Details
-
Bug
-
Resolution: Fixed
-
Critical
-
Lustre 2.2.0, Lustre 2.3.0
-
None
-
3
-
4605
Description
After the mkfs of all the FS I was able to mount it, and do a simple 'dd' to create few files. Once that I mount it on 12 client with lustre 1.8.4 and trying to make IOR benchmark, using 2 nodes for a total of 12 cores the file system immediately hang and the MDS01 had a kernel panic, as follow:
Message from syslogd@mds01 at May 8 12:00:59 ...
kernel:LustreError: 3523:0:(mdd_object.c:635:mdd_big_lmm_get()) ASSERTION( ma->ma_lmm_size > 0 ) failed:
Message from syslogd@mds01 at May 8 12:00:59 ...
kernel:LustreError: 3523:0:(mdd_object.c:635:mdd_big_lmm_get()) LBUG
Write failed: Broken pipe
The heartbeat tried to takeover but immediately had kernel panic too:
Message from syslogd@mds02 at May 8 12:04:05 ...
kernel:LustreError: 3657:0:(mdd_object.c:635:mdd_big_lmm_get()) ASSERTION( ma->ma_lmm_size > 0 ) failed:
Message from syslogd@mds02 at May 8 12:04:05 ...

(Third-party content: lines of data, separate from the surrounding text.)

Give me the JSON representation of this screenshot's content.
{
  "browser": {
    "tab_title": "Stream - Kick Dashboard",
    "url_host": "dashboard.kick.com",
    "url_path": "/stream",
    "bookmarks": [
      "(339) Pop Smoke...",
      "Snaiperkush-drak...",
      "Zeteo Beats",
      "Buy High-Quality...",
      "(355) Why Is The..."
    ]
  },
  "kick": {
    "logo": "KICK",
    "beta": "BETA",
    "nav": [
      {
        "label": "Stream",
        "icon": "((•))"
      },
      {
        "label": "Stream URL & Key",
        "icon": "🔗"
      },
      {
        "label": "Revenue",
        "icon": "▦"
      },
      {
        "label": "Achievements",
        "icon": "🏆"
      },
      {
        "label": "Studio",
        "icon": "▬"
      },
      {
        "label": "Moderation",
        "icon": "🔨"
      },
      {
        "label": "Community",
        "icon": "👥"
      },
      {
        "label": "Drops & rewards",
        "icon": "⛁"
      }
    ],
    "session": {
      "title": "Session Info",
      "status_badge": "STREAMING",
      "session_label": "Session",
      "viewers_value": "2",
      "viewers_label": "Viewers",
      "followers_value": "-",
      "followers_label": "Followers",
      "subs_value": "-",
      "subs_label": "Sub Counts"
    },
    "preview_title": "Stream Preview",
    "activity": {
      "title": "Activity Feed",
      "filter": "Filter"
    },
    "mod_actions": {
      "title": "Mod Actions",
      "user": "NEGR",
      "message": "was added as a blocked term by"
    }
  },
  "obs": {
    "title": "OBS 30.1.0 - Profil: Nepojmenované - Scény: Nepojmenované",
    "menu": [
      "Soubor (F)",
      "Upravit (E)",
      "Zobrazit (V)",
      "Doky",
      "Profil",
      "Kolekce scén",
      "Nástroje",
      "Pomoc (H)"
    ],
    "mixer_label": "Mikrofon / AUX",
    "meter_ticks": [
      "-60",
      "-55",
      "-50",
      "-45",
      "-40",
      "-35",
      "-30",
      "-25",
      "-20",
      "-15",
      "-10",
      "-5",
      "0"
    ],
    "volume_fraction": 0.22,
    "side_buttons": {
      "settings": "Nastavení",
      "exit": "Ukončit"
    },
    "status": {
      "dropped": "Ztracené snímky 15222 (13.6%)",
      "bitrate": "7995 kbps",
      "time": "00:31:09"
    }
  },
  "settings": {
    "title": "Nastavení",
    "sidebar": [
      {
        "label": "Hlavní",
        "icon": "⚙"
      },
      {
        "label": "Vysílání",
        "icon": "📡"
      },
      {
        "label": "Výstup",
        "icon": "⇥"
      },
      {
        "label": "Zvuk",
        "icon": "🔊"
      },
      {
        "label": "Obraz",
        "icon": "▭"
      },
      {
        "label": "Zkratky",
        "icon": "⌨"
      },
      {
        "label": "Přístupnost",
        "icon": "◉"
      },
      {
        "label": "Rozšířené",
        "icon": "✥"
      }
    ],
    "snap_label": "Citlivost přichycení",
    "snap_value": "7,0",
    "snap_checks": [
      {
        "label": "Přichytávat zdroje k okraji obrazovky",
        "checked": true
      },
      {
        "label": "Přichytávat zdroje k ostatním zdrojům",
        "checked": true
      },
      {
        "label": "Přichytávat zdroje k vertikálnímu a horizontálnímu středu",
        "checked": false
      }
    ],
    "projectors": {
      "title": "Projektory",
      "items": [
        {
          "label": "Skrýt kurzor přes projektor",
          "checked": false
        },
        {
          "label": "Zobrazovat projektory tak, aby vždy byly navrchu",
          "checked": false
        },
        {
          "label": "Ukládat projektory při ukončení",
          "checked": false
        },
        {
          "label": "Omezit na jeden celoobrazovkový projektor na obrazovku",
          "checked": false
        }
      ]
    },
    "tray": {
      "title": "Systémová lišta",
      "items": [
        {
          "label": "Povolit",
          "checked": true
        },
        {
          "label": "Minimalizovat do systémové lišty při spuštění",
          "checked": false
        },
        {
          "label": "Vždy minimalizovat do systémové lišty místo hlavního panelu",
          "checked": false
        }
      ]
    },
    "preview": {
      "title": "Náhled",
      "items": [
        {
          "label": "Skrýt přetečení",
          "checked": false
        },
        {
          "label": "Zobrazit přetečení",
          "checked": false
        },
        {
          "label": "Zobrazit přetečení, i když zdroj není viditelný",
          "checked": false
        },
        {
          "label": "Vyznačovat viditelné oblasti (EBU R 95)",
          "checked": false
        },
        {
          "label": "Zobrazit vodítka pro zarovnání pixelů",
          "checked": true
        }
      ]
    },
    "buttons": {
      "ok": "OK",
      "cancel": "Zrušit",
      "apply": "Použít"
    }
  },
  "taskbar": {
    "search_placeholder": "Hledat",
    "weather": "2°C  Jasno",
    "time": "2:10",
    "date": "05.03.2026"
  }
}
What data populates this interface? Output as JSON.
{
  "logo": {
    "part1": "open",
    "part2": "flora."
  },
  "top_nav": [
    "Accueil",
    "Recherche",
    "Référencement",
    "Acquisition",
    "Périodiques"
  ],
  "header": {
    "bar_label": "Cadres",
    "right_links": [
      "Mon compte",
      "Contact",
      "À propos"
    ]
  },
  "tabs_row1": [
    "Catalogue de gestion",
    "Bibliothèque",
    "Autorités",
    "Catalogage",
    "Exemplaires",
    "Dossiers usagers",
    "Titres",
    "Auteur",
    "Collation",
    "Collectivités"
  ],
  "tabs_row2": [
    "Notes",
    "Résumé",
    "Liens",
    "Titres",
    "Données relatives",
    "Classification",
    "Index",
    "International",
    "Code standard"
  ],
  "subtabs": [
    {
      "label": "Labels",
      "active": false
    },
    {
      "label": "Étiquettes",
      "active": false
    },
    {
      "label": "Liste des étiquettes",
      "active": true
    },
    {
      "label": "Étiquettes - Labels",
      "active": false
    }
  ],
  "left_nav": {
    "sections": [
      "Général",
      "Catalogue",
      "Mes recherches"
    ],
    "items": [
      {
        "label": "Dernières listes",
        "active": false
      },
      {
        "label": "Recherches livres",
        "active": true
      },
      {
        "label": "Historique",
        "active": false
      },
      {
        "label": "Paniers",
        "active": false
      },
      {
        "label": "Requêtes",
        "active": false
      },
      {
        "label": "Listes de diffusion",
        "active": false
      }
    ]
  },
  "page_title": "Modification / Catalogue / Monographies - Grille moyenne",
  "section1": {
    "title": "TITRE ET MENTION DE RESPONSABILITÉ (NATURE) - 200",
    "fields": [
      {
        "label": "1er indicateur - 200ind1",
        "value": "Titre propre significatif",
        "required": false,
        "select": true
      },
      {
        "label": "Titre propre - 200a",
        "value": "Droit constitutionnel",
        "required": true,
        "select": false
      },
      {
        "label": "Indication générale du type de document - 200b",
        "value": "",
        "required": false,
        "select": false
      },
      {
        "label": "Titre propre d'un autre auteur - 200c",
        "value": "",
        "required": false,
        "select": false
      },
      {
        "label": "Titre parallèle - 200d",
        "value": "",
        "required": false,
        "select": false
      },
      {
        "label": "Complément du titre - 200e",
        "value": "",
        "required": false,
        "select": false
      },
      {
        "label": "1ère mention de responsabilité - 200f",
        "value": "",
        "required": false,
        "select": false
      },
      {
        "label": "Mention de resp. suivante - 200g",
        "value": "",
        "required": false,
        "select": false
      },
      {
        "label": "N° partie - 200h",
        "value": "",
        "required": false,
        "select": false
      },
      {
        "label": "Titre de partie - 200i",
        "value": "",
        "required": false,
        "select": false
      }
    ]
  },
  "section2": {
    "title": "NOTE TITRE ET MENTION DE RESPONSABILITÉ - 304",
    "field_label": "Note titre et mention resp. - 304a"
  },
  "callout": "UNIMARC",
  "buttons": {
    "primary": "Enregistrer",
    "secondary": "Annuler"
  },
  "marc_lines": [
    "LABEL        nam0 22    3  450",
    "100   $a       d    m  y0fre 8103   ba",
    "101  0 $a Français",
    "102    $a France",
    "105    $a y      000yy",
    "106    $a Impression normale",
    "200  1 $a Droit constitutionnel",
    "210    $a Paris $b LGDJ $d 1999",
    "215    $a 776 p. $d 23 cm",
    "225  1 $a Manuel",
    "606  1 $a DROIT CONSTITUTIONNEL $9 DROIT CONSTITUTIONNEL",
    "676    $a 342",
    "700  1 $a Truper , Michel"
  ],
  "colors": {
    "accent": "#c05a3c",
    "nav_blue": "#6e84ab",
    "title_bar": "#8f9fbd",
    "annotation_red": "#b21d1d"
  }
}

kernel:LustreError: 3657:0:(mdd_object.c:635:mdd_big_lmm_get()) LBUG
Write failed: Broken pipe
To make the file system I did as the attached file weisshorn_mkfs.sh
The SSD Lun is built on a LSI SSD controller with RAID10.
Any suggestions or input that I can try to fix the problem?
Attached also the /var/log/messages with the kernel messages.